With Retrophin's stock up 8.3% on June 9th and currently sporting a market cap in excess of $285 million, investors seem to have given the "all-clear" signal with respect to the company after last week's ~30% slide. However, the company's shareholders appear to be whistling past the graveyard with respect to its still highly uncertain liquidity situation. Shareholders deserve to know what exactly is the status with respect to the Athyrium term loan facility, yet the company has left its shareholders in the dark ever since the morning of May 30th (please see below regarding my attempt to get the company to provide further information regarding the points raised in this article). Even the company's "Tweeting CEO" has been strangely and uncharacteristically silent since last Tuesday, June 3rd (the day before the convertible note SEC filing - but no term loan SEC filing - was made).
Unless and until the following questions regarding the Athyrium facility are answered by Retrophin, in my opinion, investors should steer clear of the company:
- Has the Athyrium transaction closed, and were the conditions precedent referenced in the May 29th press release all satisfied?
- If so, why have the transaction documents not been filed with the SEC yet, and why is there no mention of the transaction on Athyrium's website?
- If not, how could Retrophin's CEO make the statement on May 30th that the term loan proceeds had already been received from Athyrium?
Investors might also want to know answers to the following questions regarding the issuance of the convertible notes by Retrophin:
- Why did the CEO state on the update call on May 30th that only $40 million in convertible note proceeds had been received, whereas the 8-K filing on June 4th stated that $46 million of convertible notes had been issued?
- Why did the company only file "forms of" the note purchase agreement, convertible note and indenture, instead of copies of the actual executed agreements?
- Why did the company not disclose the names of the note purchasers and the amount of convertible notes purchased by each such purchaser?
Please note that I contacted Retrophin IR to ask for their responses (if any) to the foregoing six questions which cover all of the subject matter discussed in this article, and I stated in my request that I would obviously include their responses in this article; however, they were unfortunately unwilling to provide any responsive information concerning these questions, and merely replied as follows:
We do not respond to anonymous blog requests from the Internet... Your questions demonstrate a lack of understanding of finance and do not merit a response.
Failure by Retrophin to provide answers to the foregoing questions regarding the term loan facility with Athyrium, as well as the convertible note issuance simply reinforce the notion that the company is "treating biotech investors like little kids", as stated by another Seeking Alpha author.

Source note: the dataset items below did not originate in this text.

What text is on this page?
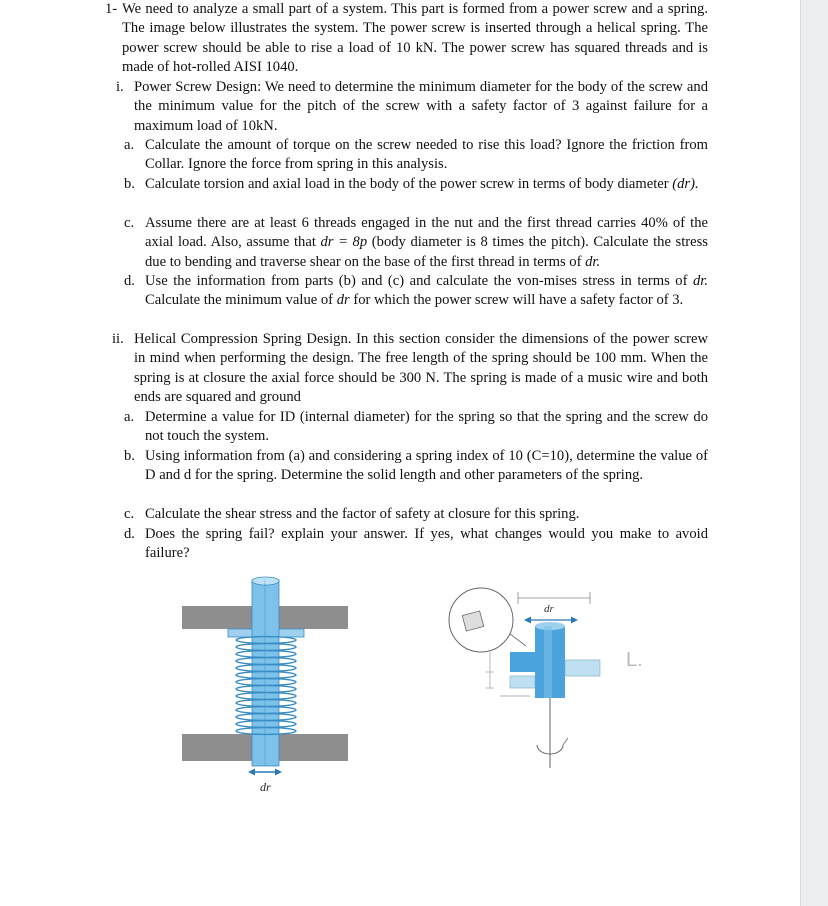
1- We need to analyze a small part of a system. This part is formed from a power screw and a spring. The image below illustrates the system. The power screw is inserted through a helical spring. The power screw should be able to rise a load of 10 kN. The power screw has squared threads and is made of hot-rolled AISI 1040.
i. Power Screw Design: We need to determine the minimum diameter for the body of the screw and the minimum value for the pitch of the screw with a safety factor of 3 against failure for a maximum load of 10kN.
a. Calculate the amount of torque on the screw needed to rise this load? Ignore the friction from Collar. Ignore the force from spring in this analysis.
b. Calculate torsion and axial load in the body of the power screw in terms of body diameter (dr).
c. Assume there are at least 6 threads engaged in the nut and the first thread carries 40% of the axial load. Also, assume that dr = 8p (body diameter is 8 times the pitch). Calculate the stress due to bending and traverse shear on the base of the first thread in terms of dr.
d. Use the information from parts (b) and (c) and calculate the von-mises stress in terms of dr. Calculate the minimum value of dr for which the power screw will have a safety factor of 3.
ii. Helical Compression Spring Design. In this section consider the dimensions of the power screw in mind when performing the design. The free length of the spring should be 100 mm. When the spring is at closure the axial force should be 300 N. The spring is made of a music wire and both ends are squared and ground
a. Determine a value for ID (internal diameter) for the spring so that the spring and the screw do not touch the system.
b. Using information from (a) and considering a spring index of 10 (C=10), determine the value of D and d for the spring. Determine the solid length and other parameters of the spring.
c. Calculate the shear stress and the factor of safety at closure for this spring.
d. Does the spring fail? explain your answer. If yes, what changes would you make to avoid failure?
dr
dr
L.
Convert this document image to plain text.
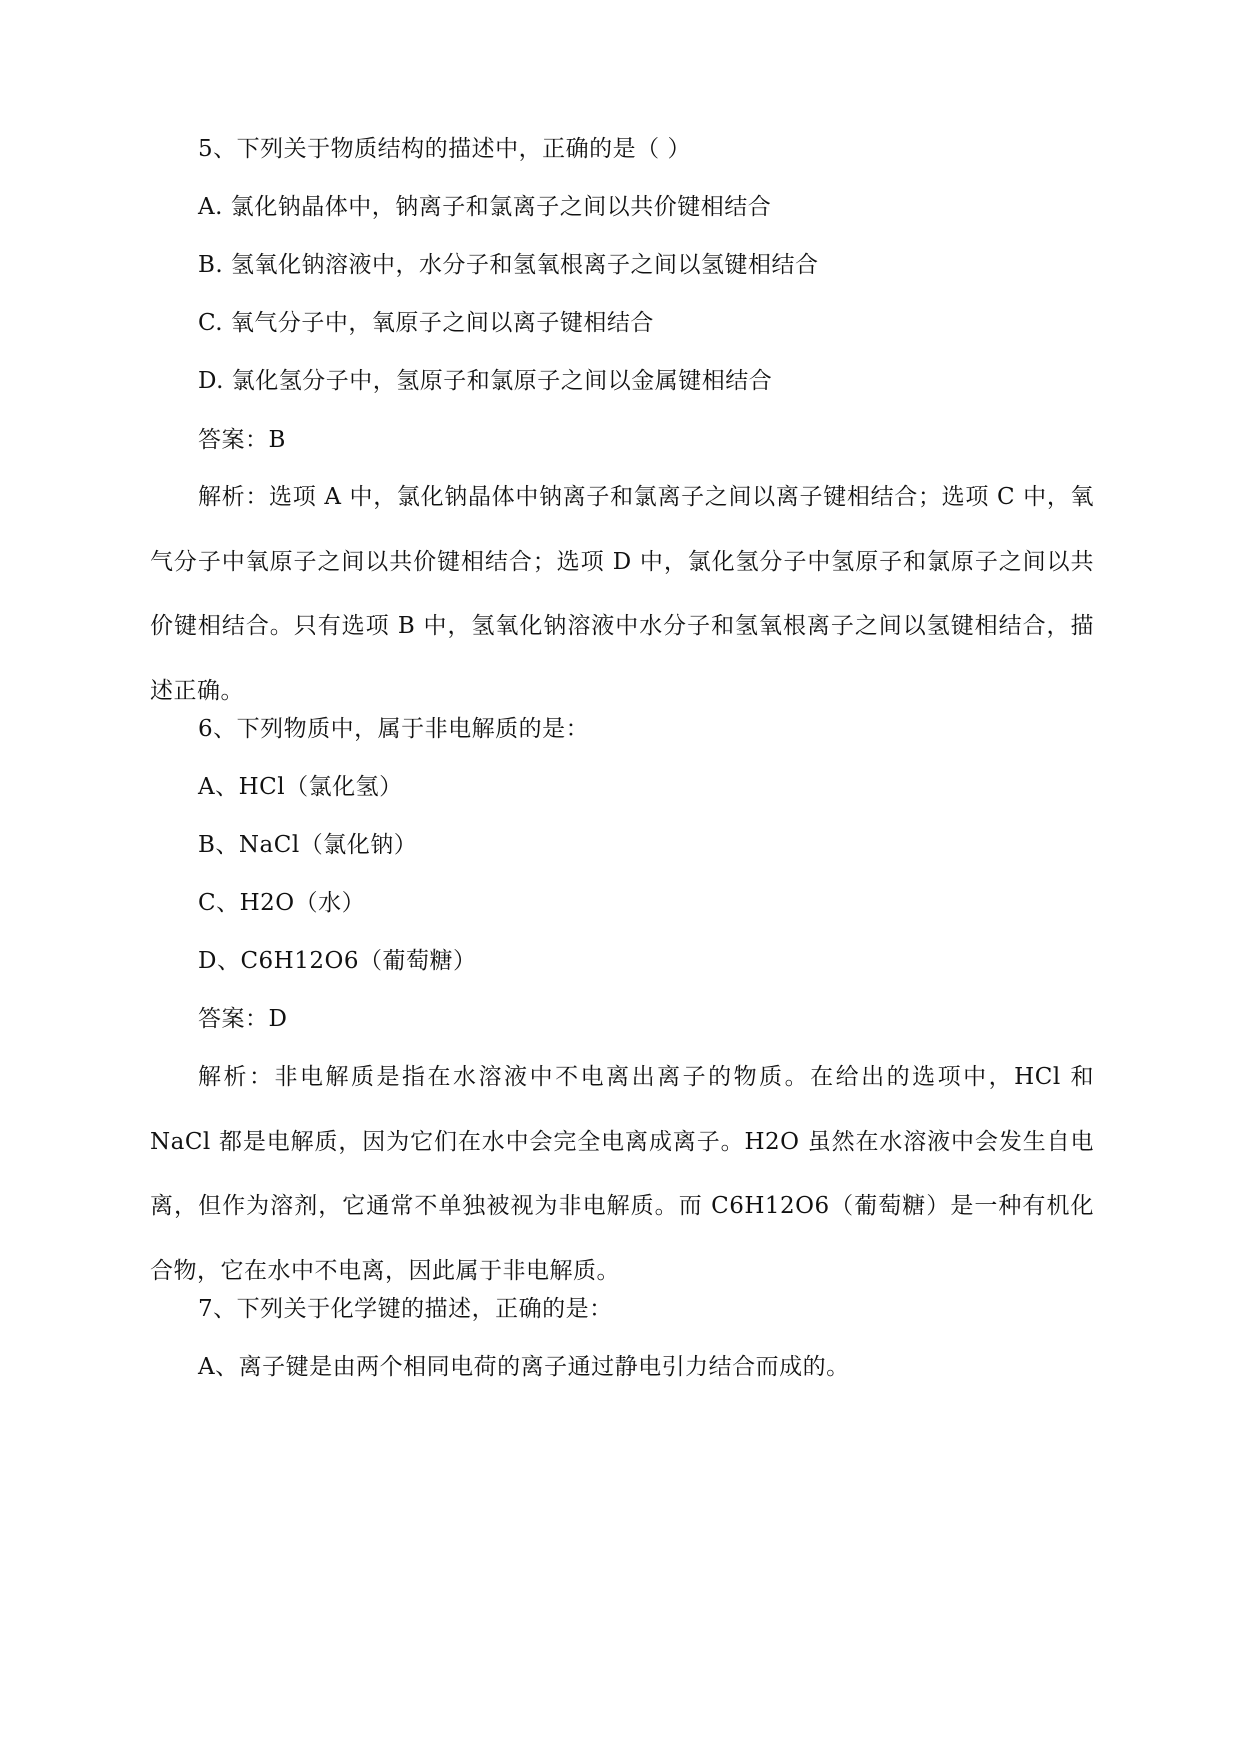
5、下列关于物质结构的描述中，正确的是（ ）
A. 氯化钠晶体中，钠离子和氯离子之间以共价键相结合
B. 氢氧化钠溶液中，水分子和氢氧根离子之间以氢键相结合
C. 氧气分子中，氧原子之间以离子键相结合
D. 氯化氢分子中，氢原子和氯原子之间以金属键相结合
答案：B
解析：选项 A 中，氯化钠晶体中钠离子和氯离子之间以离子键相结合；选项 C 中，氧气分子中氧原子之间以共价键相结合；选项 D 中，氯化氢分子中氢原子和氯原子之间以共价键相结合。只有选项 B 中，氢氧化钠溶液中水分子和氢氧根离子之间以氢键相结合，描述正确。
6、下列物质中，属于非电解质的是：
A、HCl（氯化氢）
B、NaCl（氯化钠）
C、H2O（水）
D、C6H12O6（葡萄糖）
答案：D
解析：非电解质是指在水溶液中不电离出离子的物质。在给出的选项中，HCl 和 NaCl 都是电解质，因为它们在水中会完全电离成离子。H2O 虽然在水溶液中会发生自电离，但作为溶剂，它通常不单独被视为非电解质。而 C6H12O6（葡萄糖）是一种有机化合物，它在水中不电离，因此属于非电解质。
7、下列关于化学键的描述，正确的是：
A、离子键是由两个相同电荷的离子通过静电引力结合而成的。
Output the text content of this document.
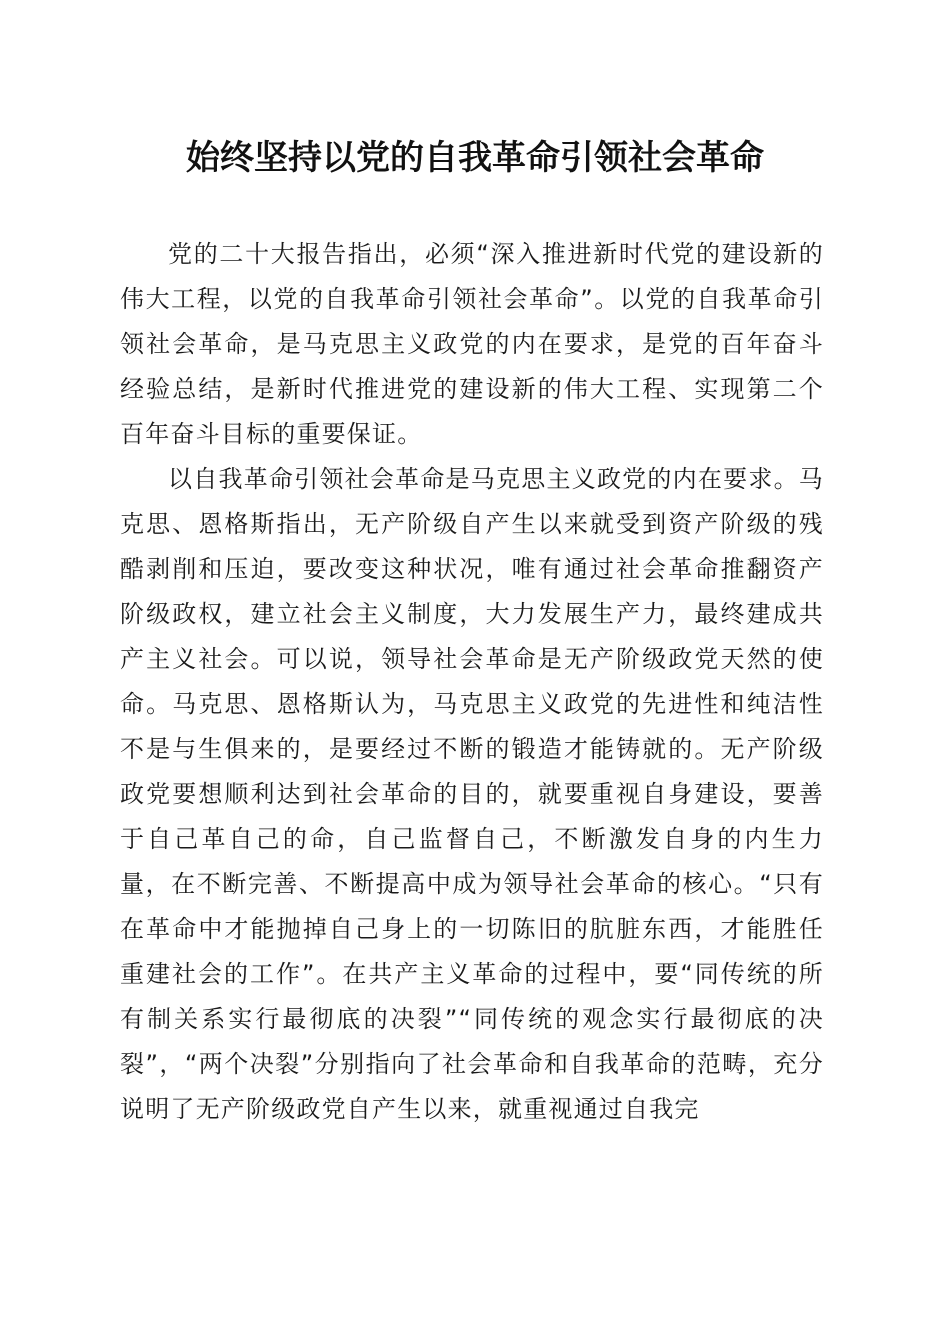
始终坚持以党的自我革命引领社会革命

党的二十大报告指出，必须“深入推进新时代党的建设新的伟大工程，以党的自我革命引领社会革命”。以党的自我革命引领社会革命，是马克思主义政党的内在要求，是党的百年奋斗经验总结，是新时代推进党的建设新的伟大工程、实现第二个百年奋斗目标的重要保证。

以自我革命引领社会革命是马克思主义政党的内在要求。马克思、恩格斯指出，无产阶级自产生以来就受到资产阶级的残酷剥削和压迫，要改变这种状况，唯有通过社会革命推翻资产阶级政权，建立社会主义制度，大力发展生产力，最终建成共产主义社会。可以说，领导社会革命是无产阶级政党天然的使命。马克思、恩格斯认为，马克思主义政党的先进性和纯洁性不是与生俱来的，是要经过不断的锻造才能铸就的。无产阶级政党要想顺利达到社会革命的目的，就要重视自身建设，要善于自己革自己的命，自己监督自己，不断激发自身的内生力量，在不断完善、不断提高中成为领导社会革命的核心。“只有在革命中才能抛掉自己身上的一切陈旧的肮脏东西，才能胜任重建社会的工作”。在共产主义革命的过程中，要“同传统的所有制关系实行最彻底的决裂”“同传统的观念实行最彻底的决裂”，“两个决裂”分别指向了社会革命和自我革命的范畴，充分说明了无产阶级政党自产生以来，就重视通过自我完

My price target of $3 is reiterated, as I believe that Retrophin remains highly overvalued for the reasons discussed herein and in my prior two articles regarding the company.
Disclosure: The author is short RTRX. The author wrote this article themselves, and it expresses their own opinions. The author is not receiving compensation for it. The author has no business relationship with any company whose stock is mentioned in this article.